Joseph Lister (professor of Surgery, London, 1827-1912) and Louis Pasteur (France bacteria, 1822-1895) revolutionized the whole concept of wound infection. The list acknowledged that anti-sepsis can prevent infection. [4] In 1867, in .1871 where he sterilized the wound and placed the carbolic acid in a fractured open to prevent sepsis and thus the need for cutting, the list began using Carbolic spray in the operating room to reduce pollution. But the notion of an injured festering is also held among eminent surgeons like John Hunter .5]

The Second World War resulted in a new type of wound from high-speed bullet and debris damage combined with contamination from the mud from the trenches. Antoine Depage (Belgium military surgeon, 1862-1925) the wounds that were reinstated were broken and delayed the closure of the wounds As guidance for the timing of the closure of secondary wounds relied on the microbiological assessment of the scar brush. [6] Alexander Fleming (microorganism, London, 1881-1955) made much of his bacteriologic research under 1.

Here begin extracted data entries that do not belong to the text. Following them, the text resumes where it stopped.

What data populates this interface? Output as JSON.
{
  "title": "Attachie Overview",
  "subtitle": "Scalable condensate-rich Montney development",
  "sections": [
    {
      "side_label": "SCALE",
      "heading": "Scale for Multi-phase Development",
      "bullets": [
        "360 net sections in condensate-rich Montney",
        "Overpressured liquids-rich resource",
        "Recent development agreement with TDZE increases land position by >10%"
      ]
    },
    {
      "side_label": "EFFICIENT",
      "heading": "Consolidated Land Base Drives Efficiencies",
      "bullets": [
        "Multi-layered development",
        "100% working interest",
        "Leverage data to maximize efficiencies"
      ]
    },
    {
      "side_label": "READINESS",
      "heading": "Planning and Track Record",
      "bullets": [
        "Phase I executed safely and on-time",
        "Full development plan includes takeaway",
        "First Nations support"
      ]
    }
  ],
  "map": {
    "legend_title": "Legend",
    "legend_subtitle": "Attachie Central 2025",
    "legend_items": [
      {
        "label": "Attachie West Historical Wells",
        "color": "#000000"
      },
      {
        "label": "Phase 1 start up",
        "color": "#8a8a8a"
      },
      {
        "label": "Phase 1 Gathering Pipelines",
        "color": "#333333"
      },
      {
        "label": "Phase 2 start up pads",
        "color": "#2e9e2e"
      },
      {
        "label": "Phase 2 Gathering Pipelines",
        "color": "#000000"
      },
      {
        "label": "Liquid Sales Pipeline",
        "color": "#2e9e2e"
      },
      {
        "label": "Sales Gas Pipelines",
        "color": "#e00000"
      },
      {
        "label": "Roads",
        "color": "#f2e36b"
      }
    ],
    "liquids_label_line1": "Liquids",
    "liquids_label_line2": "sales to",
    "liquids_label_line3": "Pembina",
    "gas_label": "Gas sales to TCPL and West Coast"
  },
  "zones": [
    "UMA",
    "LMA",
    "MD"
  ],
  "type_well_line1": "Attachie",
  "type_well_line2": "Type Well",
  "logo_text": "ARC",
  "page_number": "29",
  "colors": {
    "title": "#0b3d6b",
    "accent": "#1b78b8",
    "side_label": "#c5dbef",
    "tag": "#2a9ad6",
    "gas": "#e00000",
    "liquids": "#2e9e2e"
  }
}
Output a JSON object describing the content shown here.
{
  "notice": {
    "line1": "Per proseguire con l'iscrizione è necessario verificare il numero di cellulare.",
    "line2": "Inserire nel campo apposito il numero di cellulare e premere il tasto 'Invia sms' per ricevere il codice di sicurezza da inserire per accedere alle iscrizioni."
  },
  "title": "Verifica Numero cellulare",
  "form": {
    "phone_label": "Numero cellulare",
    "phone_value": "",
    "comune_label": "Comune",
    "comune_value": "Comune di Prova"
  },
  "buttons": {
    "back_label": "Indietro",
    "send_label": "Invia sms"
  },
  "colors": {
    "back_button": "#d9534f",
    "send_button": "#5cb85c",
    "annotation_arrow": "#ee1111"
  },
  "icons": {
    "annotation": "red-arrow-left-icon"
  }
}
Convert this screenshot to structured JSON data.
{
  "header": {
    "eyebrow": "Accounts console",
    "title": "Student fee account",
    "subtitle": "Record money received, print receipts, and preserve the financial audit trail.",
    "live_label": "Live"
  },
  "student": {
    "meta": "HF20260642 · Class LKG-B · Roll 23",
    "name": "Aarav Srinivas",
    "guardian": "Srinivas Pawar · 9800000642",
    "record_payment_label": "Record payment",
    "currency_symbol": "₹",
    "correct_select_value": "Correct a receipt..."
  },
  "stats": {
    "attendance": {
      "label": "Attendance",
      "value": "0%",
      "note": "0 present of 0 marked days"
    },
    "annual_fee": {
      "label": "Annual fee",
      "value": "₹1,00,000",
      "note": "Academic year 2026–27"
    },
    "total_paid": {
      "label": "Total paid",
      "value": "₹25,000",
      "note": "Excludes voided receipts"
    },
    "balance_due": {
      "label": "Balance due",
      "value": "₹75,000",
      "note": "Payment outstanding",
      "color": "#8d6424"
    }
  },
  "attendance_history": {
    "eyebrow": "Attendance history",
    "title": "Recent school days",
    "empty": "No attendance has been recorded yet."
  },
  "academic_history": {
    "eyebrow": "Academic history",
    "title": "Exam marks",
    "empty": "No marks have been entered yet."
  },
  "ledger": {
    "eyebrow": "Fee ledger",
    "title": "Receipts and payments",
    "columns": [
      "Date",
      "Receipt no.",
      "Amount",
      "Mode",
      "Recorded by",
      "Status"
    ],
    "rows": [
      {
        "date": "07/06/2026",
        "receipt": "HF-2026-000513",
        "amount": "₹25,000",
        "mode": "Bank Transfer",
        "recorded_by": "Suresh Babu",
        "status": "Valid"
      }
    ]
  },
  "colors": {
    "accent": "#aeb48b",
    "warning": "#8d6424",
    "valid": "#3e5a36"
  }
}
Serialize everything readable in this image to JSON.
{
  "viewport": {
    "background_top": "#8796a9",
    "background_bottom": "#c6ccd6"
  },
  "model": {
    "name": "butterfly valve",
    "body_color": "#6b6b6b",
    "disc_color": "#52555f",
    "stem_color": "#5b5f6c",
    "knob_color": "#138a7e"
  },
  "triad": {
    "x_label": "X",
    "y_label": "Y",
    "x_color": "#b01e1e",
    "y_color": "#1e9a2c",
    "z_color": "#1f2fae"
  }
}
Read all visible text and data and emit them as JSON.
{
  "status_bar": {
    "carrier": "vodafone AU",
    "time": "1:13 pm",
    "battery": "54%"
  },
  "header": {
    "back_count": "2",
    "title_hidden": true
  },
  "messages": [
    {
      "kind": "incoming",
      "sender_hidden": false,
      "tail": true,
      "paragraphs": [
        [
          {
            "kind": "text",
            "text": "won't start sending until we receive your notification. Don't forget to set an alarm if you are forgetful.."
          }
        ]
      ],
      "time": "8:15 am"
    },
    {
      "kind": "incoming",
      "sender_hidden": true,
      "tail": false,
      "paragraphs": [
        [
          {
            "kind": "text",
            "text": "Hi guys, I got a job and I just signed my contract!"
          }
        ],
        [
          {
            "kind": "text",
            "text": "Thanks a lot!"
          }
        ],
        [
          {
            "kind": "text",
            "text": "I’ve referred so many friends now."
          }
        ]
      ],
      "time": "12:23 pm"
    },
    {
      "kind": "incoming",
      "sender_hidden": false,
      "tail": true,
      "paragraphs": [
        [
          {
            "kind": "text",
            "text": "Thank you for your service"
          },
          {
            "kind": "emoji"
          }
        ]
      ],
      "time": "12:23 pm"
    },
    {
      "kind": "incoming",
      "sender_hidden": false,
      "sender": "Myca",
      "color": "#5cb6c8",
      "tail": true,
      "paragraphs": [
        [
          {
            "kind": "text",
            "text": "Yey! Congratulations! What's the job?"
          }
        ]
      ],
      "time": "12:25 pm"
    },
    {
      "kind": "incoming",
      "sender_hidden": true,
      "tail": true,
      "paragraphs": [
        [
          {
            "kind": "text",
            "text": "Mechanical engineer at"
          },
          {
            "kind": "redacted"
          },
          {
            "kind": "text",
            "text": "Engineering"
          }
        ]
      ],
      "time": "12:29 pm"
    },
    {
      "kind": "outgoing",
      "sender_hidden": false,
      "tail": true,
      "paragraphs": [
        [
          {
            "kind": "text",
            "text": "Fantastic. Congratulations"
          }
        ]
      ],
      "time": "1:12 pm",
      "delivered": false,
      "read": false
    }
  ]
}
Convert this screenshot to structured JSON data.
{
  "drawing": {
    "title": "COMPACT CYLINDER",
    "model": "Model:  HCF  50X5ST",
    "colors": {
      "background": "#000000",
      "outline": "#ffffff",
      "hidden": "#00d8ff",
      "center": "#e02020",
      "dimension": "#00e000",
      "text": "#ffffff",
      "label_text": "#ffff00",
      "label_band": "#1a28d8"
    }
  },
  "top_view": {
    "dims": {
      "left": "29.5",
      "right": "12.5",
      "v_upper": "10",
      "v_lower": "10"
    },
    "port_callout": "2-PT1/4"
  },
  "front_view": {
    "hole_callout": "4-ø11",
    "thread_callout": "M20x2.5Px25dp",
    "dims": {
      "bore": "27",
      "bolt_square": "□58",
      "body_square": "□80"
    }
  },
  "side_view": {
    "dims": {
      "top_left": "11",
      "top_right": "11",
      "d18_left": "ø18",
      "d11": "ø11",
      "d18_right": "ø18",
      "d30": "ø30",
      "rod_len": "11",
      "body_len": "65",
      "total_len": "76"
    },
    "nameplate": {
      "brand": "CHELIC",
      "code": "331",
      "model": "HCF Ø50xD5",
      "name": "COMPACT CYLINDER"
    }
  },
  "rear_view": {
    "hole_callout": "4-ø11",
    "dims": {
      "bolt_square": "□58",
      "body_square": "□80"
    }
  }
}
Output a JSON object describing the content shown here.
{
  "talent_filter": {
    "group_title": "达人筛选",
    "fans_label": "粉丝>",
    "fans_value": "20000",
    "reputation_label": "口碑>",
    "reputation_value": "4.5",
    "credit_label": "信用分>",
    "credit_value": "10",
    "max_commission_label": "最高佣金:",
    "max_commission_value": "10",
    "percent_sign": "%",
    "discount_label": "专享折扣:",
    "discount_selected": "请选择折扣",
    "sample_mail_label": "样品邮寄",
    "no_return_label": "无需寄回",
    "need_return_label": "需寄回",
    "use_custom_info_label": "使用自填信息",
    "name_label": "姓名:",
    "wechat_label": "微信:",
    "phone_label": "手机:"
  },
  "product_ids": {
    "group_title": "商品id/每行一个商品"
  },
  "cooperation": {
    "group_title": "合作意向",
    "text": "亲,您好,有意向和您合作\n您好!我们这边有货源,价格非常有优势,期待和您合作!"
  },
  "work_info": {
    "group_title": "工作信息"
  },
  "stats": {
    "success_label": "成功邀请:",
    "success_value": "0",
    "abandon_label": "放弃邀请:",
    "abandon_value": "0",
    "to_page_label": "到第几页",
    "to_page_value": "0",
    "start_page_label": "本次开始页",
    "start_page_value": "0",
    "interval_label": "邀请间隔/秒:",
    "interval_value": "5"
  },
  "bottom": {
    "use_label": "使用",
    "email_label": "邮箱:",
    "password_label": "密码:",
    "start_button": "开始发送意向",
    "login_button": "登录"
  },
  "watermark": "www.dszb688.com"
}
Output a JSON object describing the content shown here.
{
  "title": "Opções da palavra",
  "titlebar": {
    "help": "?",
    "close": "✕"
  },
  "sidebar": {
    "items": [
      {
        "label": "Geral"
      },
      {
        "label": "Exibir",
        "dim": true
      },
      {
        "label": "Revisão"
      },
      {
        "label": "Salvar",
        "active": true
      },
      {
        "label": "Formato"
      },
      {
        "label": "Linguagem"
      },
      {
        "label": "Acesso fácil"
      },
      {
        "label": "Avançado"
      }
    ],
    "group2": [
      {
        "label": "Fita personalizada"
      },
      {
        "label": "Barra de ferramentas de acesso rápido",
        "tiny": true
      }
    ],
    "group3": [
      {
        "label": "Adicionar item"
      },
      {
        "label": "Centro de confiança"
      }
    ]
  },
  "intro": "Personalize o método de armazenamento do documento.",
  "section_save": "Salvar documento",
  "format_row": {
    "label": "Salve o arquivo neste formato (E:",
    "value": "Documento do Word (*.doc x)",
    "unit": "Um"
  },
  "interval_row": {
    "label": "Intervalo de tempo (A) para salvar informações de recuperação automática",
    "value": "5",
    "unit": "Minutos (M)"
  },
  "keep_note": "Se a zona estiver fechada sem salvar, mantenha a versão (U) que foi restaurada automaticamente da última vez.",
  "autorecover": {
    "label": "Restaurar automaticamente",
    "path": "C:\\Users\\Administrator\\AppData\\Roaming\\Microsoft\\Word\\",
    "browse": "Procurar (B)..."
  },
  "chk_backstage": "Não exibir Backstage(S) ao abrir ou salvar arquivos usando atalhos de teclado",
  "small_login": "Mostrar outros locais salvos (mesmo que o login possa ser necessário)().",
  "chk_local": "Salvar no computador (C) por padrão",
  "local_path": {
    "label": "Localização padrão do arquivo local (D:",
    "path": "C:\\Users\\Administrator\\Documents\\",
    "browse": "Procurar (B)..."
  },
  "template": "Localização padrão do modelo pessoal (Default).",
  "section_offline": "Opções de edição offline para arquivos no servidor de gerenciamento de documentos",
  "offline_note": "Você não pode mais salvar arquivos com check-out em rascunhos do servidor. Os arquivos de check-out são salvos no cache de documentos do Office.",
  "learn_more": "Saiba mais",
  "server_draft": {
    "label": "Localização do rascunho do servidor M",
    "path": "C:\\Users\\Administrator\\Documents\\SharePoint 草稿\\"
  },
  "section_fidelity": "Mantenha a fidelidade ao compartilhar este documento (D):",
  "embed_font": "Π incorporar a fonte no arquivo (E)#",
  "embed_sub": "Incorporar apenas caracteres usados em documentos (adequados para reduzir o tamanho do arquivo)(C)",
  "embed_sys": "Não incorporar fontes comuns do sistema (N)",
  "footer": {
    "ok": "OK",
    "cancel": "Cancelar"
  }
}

As of 1800 figure recently, sterile surgery was not a routine practice. The sterilization of the instrument began with 1880 ‘ ies, who made the wear of dresses, masks and gloves. Halstead (professor of Surgery, Johns Hopkins University, 1852-1922) introduced rubber gloves to his scrub nurse (and future wives) because they had developed skin irritation from chemicals used in disinfection instruments. Everyday use of gloves is good, Halstead were introduced by pupils.

Penicillin was first used clinically by Howard Flory in 1940. By the use of antibiotics, a new era in the management of ulcer infections began. Unfortunately, the eradication of infectious pests affects the emergence of antibiotic resistant strains and surgical wounds that are not completed due to the nature of immune patient and more adventurous surgical interventions in implant surgery.